We can want something and not want it all at the same time. That’s a common experience. For instance, take a young child who has just been disciplined by his mother. At that moment, the child can bitterly hate his mother, even as at another, more inchoate, level what he most desperately wants is in fact his mother’s embrace. But until his sulk ends he wants to be distant from his mother, even as his deepest want is to be with his mother. We know the feeling.

Hatred, as we know, is not opposite of love but simply one modality of love’s grieving and so this type of dynamic perennially plays itself out in the befuddling, complex, paradoxical relationship that millions of us have with God, the church, with each other, and with love itself. Our wounds are mostly not our own fault but the result of an abuse, a violation, a betrayal, or some traumatic negligence within the circle of love. However this doesn’t preclude them doing funny things to us. When we’re wounded in love, then, like a reprimanded, sulking child who wants distance from his mother, we too can for a time, perhaps for a lifetime, not want heaven because we feel that we’ve been unfairly treated by it. It’s natural for many people to want to be distant from God. The child bullied on the playground who identifies his or her bullies with the inner circle of “the accepted ones” will understandably want to be distant from that circle – or perhaps even do violence to it.

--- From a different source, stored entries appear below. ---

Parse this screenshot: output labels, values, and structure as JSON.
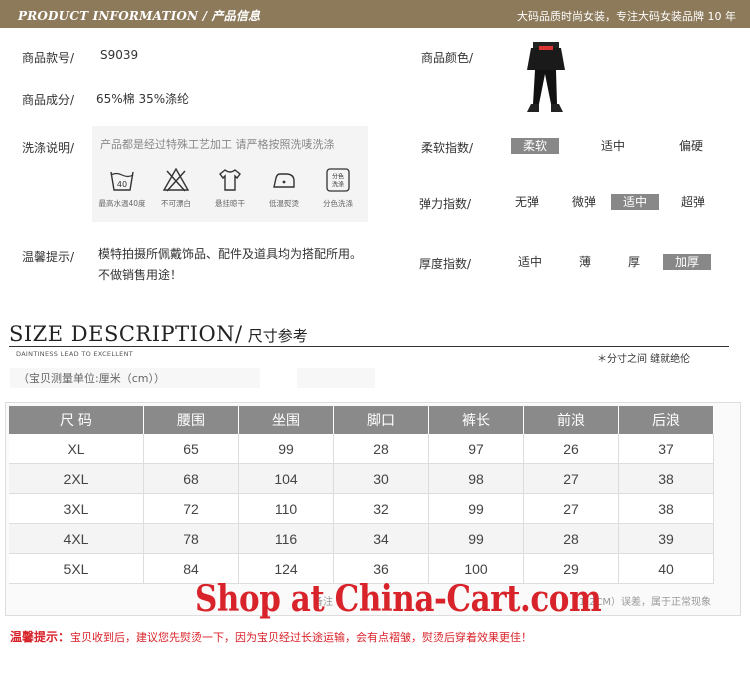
{
  "header": {
    "title": "PRODUCT INFORMATION / 产品信息",
    "tagline": "大码品质时尚女装，专注大码女装品牌 10 年"
  },
  "product": {
    "sku_label": "商品款号/",
    "sku_value": "S9039",
    "material_label": "商品成分/",
    "material_value": "65%棉 35%涤纶",
    "wash_label": "洗涤说明/",
    "wash_header": "产品都是经过特殊工艺加工 请严格按照洗唛洗涤",
    "wash_icons": [
      {
        "icon": "wash-40-icon",
        "caption": "最高水温40度",
        "glyph": "40"
      },
      {
        "icon": "no-bleach-icon",
        "caption": "不可漂白"
      },
      {
        "icon": "hang-dry-icon",
        "caption": "悬挂晾干"
      },
      {
        "icon": "low-iron-icon",
        "caption": "低温熨烫"
      },
      {
        "icon": "separate-wash-icon",
        "caption": "分色洗涤",
        "glyph": "分色洗涤"
      }
    ],
    "tips_label": "温馨提示/",
    "tips_line1": "模特拍摄所佩戴饰品、配件及道具均为搭配所用。",
    "tips_line2": "不做销售用途！",
    "color_label": "商品颜色/"
  },
  "scales": {
    "softness": {
      "label": "柔软指数/",
      "options": [
        "柔软",
        "适中",
        "偏硬"
      ],
      "selected": "柔软"
    },
    "elasticity": {
      "label": "弹力指数/",
      "options": [
        "无弹",
        "微弹",
        "适中",
        "超弹"
      ],
      "selected": "适中"
    },
    "thickness": {
      "label": "厚度指数/",
      "options": [
        "适中",
        "薄",
        "厚",
        "加厚"
      ],
      "selected": "加厚"
    }
  },
  "size_section": {
    "heading_en": "SIZE DESCRIPTION/",
    "heading_cn": "尺寸参考",
    "subtitle": "DAINTINESS LEAD TO EXCELLENT",
    "note": "＊分寸之间 缝就绝伦",
    "unit": "（宝贝测量单位:厘米（cm））",
    "columns": [
      "尺 码",
      "腰围",
      "坐围",
      "脚口",
      "裤长",
      "前浪",
      "后浪"
    ],
    "rows": [
      [
        "XL",
        "65",
        "99",
        "28",
        "97",
        "26",
        "37"
      ],
      [
        "2XL",
        "68",
        "104",
        "30",
        "98",
        "27",
        "38"
      ],
      [
        "3XL",
        "72",
        "110",
        "32",
        "99",
        "27",
        "38"
      ],
      [
        "4XL",
        "78",
        "116",
        "34",
        "99",
        "28",
        "39"
      ],
      [
        "5XL",
        "84",
        "124",
        "36",
        "100",
        "29",
        "40"
      ]
    ],
    "note_left": "备注",
    "note_right": "1-2CM）误差，属于正常现象"
  },
  "watermark": "Shop at China-Cart.com",
  "warm_tip": {
    "label": "温馨提示：",
    "text": "宝贝收到后，建议您先熨烫一下，因为宝贝经过长途运输，会有点褶皱，熨烫后穿着效果更佳！"
  }
}
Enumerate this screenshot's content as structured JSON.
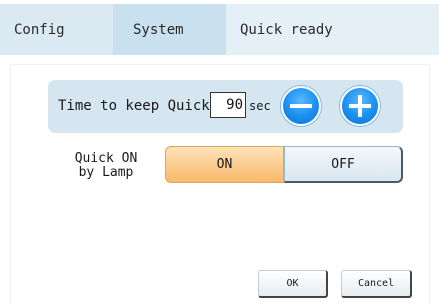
{
  "tabs": [
    {
      "label": "Config"
    },
    {
      "label": "System"
    },
    {
      "label": "Quick ready"
    }
  ],
  "quick_time": {
    "label": "Time to keep Quick",
    "value": "90",
    "unit": "sec",
    "decrease_icon": "minus-icon",
    "increase_icon": "plus-icon"
  },
  "quick_lamp": {
    "label_line1": "Quick ON",
    "label_line2": "by Lamp",
    "on_label": "ON",
    "off_label": "OFF",
    "selected": "ON"
  },
  "actions": {
    "ok_label": "OK",
    "cancel_label": "Cancel"
  },
  "colors": {
    "tab_config": "#dbe9f2",
    "tab_system": "#c9e0ee",
    "tab_quick": "#e5f0f6",
    "time_box": "#d5e6f0",
    "round_button": "#1a8ff0",
    "toggle_selected": "#f9b96a",
    "toggle_unselected": "#d9e7f1"
  }
}
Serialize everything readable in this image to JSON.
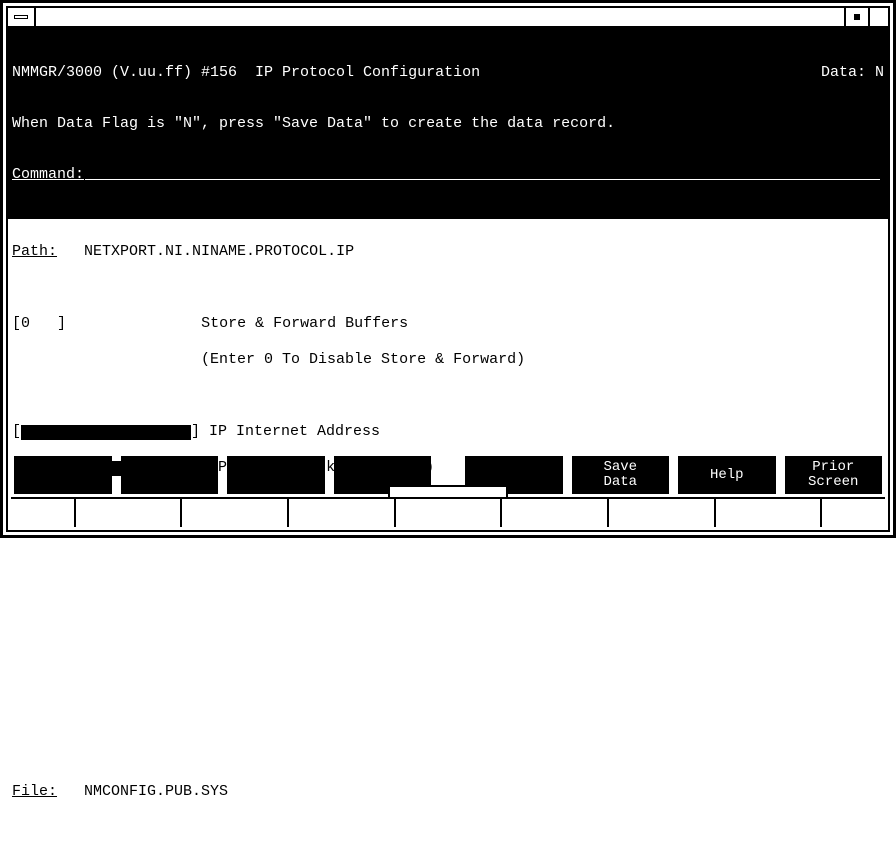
{
  "header": {
    "title_left": "NMMGR/3000 (V.uu.ff) #156  IP Protocol Configuration",
    "title_right": "Data: N",
    "hint": "When Data Flag is \"N\", press \"Save Data\" to create the data record.",
    "command_label": "Command:"
  },
  "path": {
    "label": "Path:",
    "value": "NETXPORT.NI.NINAME.PROTOCOL.IP"
  },
  "fields": {
    "buffers_value": "0",
    "buffers_label": "Store & Forward Buffers",
    "buffers_hint": "(Enter 0 To Disable Store & Forward)",
    "ip_addr_label": "IP Internet Address",
    "subnet_label": "IP Subnet Mask (Optional)"
  },
  "file": {
    "label": "File:",
    "value": "NMCONFIG.PUB.SYS"
  },
  "fkeys": {
    "f1": "",
    "f2": "",
    "f3": "",
    "f4": "",
    "f5": "",
    "f6": "Save\nData",
    "f7": "Help",
    "f8": "Prior\nScreen"
  }
}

However that’s at one level of soul. At a deeper level, our ultimate longing is still to be inside of that circle of love which we at that moment seemingly hate, hate because we feel that we’ve been unfairly excluded from it or violated by it and hence deem it to be something we want no part of. Thus someone can be very sincere of soul and yet because of deep wounds to her soul go through life and die wanting to be distant what she perceives as God, love, and heaven. But we may not make a simplistic judgment here.

We need to distinguish between what at a given moment we explicitly want and what, at that same moment, we implicitly (really) want. They’re often not the same. The reprimanded child seemingly wants distance from his mother, even as at another level he desperately wants it.

Many people want distance from God and the churches, even as at another level they don’t. But God reads the heart, recognizes the untruth hiding inside a sulk or a pout, and judges accordingly. That’s why we shouldn’t be so quick to fill up hell with everyone who appears to want distance from love, faith, church, and God. God’s love can encompass, empathize with, melt down, and heal that hatred. Our love should too.

Christian hope asks us to believe things that go against our natural instincts and emotions and one of these is that God’s love is so powerful that, just as it did at Jesus’ death, it can descend into hell itself and there breathe love and forgiveness into both the most wounded and most hardened of souls. Hope asks us to believe that the final triumph of God’s love will be when the Lucifer himself converts, returns to heaven, and hell is finally empty.

Fanciful? No. That’s Christian hope; it’s what many of our great saints believed.

Yes, there’s a hell and, given human freedom, it’s always a radical possibility for everyone; but, given God’s love, perhaps sometime it will be completely empty.